Iranian state TV blamed an al-Qaida-linked Sunni militant group called Jaish al-Adl for the attack in Sistan and Baluchestan, which wounded one officer and left another missing.
The report did not describe what weapons the group used in the ambush or elaborate on the officer's disappearance. The force’s engineering unit had been building roads outside the city of Saravan, the report said.
In the past, militants and small separatist groups in the predominantly Sunni region have abducted and killed members of the powerful Revolutionary Guard as part of a violent low-level insurgency against the Shiite government. In 2019, Jaish al-Adl claimed a suicide bombing on a bus that killed 27 members of the Revolutionary Guard force.

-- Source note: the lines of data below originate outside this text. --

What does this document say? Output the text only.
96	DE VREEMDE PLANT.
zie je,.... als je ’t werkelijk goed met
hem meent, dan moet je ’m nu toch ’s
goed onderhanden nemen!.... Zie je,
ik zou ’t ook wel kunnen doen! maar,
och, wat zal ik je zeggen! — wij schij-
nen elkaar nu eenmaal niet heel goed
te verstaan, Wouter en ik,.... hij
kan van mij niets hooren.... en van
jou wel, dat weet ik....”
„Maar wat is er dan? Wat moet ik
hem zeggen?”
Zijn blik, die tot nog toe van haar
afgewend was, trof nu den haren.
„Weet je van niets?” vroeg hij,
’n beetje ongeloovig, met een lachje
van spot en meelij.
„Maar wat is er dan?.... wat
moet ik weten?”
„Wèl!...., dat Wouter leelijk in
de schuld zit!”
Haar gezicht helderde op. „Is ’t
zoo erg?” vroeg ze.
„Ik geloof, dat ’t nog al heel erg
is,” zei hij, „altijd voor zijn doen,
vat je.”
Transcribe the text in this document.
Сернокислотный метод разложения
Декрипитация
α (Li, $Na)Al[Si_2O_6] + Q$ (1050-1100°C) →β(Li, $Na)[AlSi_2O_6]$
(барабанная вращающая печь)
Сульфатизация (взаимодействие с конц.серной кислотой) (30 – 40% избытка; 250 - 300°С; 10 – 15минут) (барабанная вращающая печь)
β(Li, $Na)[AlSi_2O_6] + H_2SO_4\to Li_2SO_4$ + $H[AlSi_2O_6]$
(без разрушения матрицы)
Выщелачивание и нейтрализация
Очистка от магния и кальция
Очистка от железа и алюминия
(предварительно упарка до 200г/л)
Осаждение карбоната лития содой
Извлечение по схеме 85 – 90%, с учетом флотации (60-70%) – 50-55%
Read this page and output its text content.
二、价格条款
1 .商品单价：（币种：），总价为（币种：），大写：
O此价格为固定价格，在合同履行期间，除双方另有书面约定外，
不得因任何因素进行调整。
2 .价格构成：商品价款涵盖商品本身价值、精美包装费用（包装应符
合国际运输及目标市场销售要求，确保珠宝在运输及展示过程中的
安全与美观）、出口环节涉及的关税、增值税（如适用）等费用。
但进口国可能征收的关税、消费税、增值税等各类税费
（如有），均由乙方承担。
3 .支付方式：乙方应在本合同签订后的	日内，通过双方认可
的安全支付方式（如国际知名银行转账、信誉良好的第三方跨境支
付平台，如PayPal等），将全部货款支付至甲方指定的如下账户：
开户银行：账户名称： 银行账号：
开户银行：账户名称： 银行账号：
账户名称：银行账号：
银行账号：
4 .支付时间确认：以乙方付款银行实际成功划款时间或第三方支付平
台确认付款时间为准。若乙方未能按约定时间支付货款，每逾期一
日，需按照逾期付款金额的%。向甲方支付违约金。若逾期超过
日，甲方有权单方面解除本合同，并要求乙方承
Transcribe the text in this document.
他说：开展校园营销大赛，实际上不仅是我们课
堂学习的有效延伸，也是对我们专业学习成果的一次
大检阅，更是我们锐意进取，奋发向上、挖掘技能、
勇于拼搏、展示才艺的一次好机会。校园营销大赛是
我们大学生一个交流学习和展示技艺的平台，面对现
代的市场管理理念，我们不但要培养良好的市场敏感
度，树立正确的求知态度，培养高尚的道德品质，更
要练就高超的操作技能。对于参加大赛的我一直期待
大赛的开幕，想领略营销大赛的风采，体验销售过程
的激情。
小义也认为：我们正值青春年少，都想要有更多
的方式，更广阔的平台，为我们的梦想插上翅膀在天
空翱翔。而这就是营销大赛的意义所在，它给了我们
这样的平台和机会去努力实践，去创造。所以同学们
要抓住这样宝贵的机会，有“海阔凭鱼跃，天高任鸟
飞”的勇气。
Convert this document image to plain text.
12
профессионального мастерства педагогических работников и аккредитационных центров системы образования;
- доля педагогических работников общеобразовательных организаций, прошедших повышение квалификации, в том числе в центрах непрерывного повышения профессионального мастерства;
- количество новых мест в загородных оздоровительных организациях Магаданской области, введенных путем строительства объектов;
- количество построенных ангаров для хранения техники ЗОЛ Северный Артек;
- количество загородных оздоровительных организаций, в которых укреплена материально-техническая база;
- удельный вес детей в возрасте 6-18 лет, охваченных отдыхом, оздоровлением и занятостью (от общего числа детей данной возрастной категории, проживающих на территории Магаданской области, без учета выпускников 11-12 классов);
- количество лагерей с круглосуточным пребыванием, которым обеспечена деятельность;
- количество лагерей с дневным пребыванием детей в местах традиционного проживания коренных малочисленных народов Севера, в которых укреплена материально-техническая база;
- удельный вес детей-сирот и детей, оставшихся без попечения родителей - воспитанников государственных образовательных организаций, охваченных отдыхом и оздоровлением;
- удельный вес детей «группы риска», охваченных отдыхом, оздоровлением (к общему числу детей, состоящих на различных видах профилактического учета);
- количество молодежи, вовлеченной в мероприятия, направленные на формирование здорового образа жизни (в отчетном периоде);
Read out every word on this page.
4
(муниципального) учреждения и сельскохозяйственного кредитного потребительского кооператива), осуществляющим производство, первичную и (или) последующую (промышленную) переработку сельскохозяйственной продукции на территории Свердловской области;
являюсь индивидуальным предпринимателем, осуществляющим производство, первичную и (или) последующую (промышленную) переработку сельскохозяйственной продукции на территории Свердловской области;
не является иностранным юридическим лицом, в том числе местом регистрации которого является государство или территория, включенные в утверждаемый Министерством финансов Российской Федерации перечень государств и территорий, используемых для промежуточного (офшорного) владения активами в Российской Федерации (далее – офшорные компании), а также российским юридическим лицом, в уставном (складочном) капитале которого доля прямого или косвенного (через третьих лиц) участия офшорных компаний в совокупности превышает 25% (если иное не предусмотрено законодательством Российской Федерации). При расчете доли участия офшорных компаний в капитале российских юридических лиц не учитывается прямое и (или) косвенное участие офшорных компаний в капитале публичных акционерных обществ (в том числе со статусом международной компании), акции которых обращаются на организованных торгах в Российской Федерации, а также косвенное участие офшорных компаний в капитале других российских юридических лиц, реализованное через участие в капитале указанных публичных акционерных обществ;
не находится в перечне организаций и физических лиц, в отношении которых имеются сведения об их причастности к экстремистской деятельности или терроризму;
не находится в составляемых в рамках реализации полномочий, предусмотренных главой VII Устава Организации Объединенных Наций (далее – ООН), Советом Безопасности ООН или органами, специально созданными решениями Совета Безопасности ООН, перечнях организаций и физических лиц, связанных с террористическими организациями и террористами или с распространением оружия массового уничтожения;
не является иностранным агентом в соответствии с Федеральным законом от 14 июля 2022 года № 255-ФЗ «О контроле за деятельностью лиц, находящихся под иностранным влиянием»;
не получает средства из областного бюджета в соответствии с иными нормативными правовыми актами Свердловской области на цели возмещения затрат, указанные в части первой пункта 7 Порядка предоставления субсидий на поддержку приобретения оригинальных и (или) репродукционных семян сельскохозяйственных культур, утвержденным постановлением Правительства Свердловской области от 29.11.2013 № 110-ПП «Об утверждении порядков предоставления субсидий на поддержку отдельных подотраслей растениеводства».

Over the last week, protests and violent clashes have rocked Sistan and Baluchestan following the fatal shootings of fuel smugglers at Iran’s border with Pakistan. Outraged demonstrators have stormed government buildings and blocked roads in Saravan. For days, the area saw widespread internet service disruption, which activists described as a government attempt to prevent witness documentation of authorities' crackdown.
The Iranian government reported that border guards killed at least two people and wounded several more in the mayhem last week. Human rights groups, however, have given higher death tolls. The Center for Human Rights in Iran, a New York-based advocacy group, reported that Iranian security forces have killed at least 23 protesters. In a statement this week, the group accused Revolutionary Guard forces of shooting demonstrators "to silence dissent.”
Amnesty International also released a report based on witness testimony and footage Tuesday describing how the demonstrations first erupted. Iranian border guards opened fire on fuel smugglers who were trying to come back into the country after selling the subsidized petrol in Pakistan, the group said. Rage boiled over when security forces blocked the smugglers' road into Saravan, stranding them in their pick-up trucks at the desert crossing without water or food. When some threw stones and tried to force their way past the checkpoint, officers killed at least 10 fuel traders, Amnesty said.
Sistan and Baluchestan is one of the least developed and most volatile parts of Iran. The relationship between the province’s predominantly Sunni residents and Iran’s Shiite theocracy has long been fraught.
In a speech last week, Michelle Bachelet, the United Nations High Commissioner for Human Rights accused Iran of carrying out “an apparently coordinated campaign” targeting minority groups since December, including in Sistan and Baluchestan.
“Across the country, the exercise of civic freedoms and political or critical expression continue to be targeted,” she said, expressing concern for “persistent impunity for human rights violations.”